Comme la plupart des jeunes comédiens qui jouent dans Et toi, t'es sur qui ?, Nicolas Schweri ne pensait jamais faire de cinéma. Il n'a donc pas participé aux castings mais a été repéré alors qu'il ne s'y attendait pas. "J'étais dans le métro, précisément un soir avec deux potes, un monsieur (...)est venu m'accoster tout seul et m'a proposé de faire un casting. J'ai été très surpris au début. J'ai cru que c'était un keuf ou un pd mais je me suis dit que vu qu'on était trois... il a pris mon numéro de portable et m'a donné un rendez vous. J'ai passé trois ou quatre entretiens. Je mangeais à la crêperie avec ma maman et Lola m'a appelé et m'a dit : 'Je te prends pour le film.' Ça m'a coupé l'appétit. Mais j'étais content et j'ai appelé tout de suite mon père"
Pour les adolescents de Et toi, t'es sur qui ?, tourner les scènes d'intimité ou celles qui impliquaient un engagement personnel n'était pas évident. "Ils avaient une grande appréhension à devoir s'embrasser ou être intimes devant une caméra. C'était ce qu'il y avait de plus angoissant pour eux – pas tant l'acte que le regard de l'autre, des autres. Après une ou deux prises, ils se sont rendus compte que ce n'était pas si dur que ça (...). En revanche, le plus compliqué pour eux a été d'interpréter certaines scènes où il fallait exprimer plus de sentiments. Et selon chacun des acteurs, extérioriser ou intérioriser allait à l'encontre de leur caractère propre. Mais avec beaucoup de mérite, ils ont tous dépassé ces limites." explique Lola Doillon.
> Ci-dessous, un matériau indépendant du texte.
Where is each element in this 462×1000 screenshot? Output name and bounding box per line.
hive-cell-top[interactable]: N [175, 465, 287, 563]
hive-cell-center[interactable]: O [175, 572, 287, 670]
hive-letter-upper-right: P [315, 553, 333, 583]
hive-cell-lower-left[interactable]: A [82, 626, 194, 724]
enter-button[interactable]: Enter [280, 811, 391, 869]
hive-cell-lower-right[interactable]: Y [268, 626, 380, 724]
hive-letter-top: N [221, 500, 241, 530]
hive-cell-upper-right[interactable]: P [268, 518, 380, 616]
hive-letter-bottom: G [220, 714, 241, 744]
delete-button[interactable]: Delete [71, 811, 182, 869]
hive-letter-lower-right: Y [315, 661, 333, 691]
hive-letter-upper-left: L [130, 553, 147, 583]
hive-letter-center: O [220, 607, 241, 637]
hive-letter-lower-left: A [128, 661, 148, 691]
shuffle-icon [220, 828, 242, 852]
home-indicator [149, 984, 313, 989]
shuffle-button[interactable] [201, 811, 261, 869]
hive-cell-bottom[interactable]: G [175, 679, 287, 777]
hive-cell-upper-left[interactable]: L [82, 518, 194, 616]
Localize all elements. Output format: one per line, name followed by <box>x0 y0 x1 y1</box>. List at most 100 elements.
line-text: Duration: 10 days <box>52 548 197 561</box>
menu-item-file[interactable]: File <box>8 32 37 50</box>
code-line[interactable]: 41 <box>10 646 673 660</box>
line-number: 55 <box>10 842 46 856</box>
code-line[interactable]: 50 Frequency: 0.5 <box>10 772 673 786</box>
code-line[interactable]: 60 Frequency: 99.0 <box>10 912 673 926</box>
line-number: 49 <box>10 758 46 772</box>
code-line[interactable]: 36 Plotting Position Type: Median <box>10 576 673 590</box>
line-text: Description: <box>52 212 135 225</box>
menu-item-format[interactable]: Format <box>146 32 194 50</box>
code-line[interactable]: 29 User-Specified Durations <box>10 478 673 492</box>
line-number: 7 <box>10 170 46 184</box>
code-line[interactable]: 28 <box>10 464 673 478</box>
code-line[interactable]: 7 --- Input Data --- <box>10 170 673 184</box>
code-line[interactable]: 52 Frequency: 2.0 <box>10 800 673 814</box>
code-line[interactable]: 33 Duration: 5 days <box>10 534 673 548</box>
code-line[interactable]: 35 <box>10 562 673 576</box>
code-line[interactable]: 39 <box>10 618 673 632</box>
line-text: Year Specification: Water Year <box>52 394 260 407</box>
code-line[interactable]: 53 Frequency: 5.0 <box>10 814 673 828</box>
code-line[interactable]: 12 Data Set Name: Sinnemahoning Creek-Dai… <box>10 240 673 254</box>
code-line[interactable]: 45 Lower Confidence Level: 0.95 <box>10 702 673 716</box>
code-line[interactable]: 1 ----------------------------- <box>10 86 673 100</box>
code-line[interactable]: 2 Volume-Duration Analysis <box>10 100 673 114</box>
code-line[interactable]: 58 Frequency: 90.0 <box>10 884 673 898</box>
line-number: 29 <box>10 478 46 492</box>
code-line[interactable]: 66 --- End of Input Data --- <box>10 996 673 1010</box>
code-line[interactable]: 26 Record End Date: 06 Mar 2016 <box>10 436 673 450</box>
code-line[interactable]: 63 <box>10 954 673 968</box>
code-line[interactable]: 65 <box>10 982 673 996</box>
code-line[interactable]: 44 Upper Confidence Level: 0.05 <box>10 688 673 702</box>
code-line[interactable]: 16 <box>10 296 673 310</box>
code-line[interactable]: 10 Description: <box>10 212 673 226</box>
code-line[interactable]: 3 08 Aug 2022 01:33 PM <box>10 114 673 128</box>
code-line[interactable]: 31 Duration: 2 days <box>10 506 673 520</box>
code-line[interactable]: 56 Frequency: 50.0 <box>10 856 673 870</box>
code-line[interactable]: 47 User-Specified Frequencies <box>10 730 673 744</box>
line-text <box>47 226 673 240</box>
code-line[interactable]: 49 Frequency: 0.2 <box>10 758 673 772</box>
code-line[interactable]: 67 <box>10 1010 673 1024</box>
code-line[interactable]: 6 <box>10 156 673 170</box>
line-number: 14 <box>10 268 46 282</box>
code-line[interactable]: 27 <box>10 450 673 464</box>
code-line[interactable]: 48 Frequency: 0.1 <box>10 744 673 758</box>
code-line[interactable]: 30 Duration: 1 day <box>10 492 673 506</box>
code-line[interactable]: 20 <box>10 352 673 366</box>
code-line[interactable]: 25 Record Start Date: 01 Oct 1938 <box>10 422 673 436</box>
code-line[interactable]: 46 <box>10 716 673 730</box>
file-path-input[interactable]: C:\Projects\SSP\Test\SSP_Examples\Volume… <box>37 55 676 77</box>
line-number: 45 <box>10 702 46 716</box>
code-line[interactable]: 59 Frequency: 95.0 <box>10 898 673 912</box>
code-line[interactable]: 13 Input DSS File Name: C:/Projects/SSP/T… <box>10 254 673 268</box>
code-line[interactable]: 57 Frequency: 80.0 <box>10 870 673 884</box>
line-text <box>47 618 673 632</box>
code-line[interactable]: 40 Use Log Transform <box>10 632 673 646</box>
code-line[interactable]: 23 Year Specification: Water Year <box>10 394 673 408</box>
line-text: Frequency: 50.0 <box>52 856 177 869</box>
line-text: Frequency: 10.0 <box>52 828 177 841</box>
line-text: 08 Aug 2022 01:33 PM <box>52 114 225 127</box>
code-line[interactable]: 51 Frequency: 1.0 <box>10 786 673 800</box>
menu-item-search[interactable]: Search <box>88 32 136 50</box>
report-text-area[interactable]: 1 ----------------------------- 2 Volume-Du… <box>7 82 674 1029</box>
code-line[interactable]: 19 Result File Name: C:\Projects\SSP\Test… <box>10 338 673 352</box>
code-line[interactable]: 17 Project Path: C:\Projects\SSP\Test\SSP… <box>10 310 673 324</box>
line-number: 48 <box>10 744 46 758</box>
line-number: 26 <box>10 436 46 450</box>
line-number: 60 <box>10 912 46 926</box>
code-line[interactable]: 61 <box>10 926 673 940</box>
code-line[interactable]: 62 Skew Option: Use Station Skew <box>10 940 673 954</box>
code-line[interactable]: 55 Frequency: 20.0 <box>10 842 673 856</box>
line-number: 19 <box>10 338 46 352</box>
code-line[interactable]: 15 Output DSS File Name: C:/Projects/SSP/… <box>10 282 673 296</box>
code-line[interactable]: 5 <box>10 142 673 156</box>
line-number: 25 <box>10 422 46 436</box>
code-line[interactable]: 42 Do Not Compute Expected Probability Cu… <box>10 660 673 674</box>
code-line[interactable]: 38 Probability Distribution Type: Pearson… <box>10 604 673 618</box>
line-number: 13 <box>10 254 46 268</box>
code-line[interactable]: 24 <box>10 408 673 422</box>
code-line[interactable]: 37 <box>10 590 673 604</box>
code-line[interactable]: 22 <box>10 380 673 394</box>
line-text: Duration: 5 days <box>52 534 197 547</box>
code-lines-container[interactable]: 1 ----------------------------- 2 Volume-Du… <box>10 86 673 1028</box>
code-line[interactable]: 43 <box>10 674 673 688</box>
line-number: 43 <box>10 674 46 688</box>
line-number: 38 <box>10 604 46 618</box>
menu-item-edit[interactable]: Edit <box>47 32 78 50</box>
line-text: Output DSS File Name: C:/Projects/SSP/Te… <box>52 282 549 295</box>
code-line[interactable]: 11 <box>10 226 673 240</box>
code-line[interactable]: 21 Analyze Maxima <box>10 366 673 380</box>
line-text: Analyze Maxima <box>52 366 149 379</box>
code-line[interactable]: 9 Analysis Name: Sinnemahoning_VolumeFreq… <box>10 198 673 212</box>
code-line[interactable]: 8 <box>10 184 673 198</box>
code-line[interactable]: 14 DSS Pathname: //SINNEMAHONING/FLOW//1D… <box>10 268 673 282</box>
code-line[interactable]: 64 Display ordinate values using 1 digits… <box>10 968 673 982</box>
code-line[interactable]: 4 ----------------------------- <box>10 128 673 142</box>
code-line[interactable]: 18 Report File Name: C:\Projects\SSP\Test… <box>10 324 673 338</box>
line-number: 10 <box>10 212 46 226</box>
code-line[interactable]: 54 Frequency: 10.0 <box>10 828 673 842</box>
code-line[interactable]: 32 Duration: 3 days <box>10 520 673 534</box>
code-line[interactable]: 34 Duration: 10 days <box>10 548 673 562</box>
Parmi les héros adolescents de Et toi, t'es sur qui ?, Christa Theret était la seule à avoir eu une première expérience face à la caméra. En 2005, elle interprétait la fille de José Garcia dans Le Couperet. Après cette expérience, Lola Doillon lui a confié le rôle de Julie, une adolescente au look gothique : "je pensais qu'elle serait un peu molle, un peu suicidaire, et je suis tombée sur Christa qui est pleine de vie, très spontanée. Je me suis dit que c'était ce qu'il fallait pour ne pas tomber dans le cliché. Et ça a été la même chose pour chacun des adolescents."
La prise de son sur Et toi, t'es sur qui ? a posé quelques difficultés à l'ingénieur du son, Lucas Albert, et son équipe."Les lieux de tournages se situent pour la plupart dans des lieux scolaires en période estivale : Bien sûr, il n'y a pas de marmots mais pire : des travaux. Travaux de rénovation, de construction. Ce qui crée un environnement particulièrement pollué au niveau sonore. L'oreille humaine oublie très vite une scie électrique au loin, mes micros, non (...)." Des aléas avec lesquels l'équipe a bien dû s'accommoder en anticipant sur les lieux de tournage, ou tout simplement en retravaillant le texte en post-production.
Et toi, t'es sur qui ? est présenté au Festival de Cannes 2007 dans la section Un Certain Regard.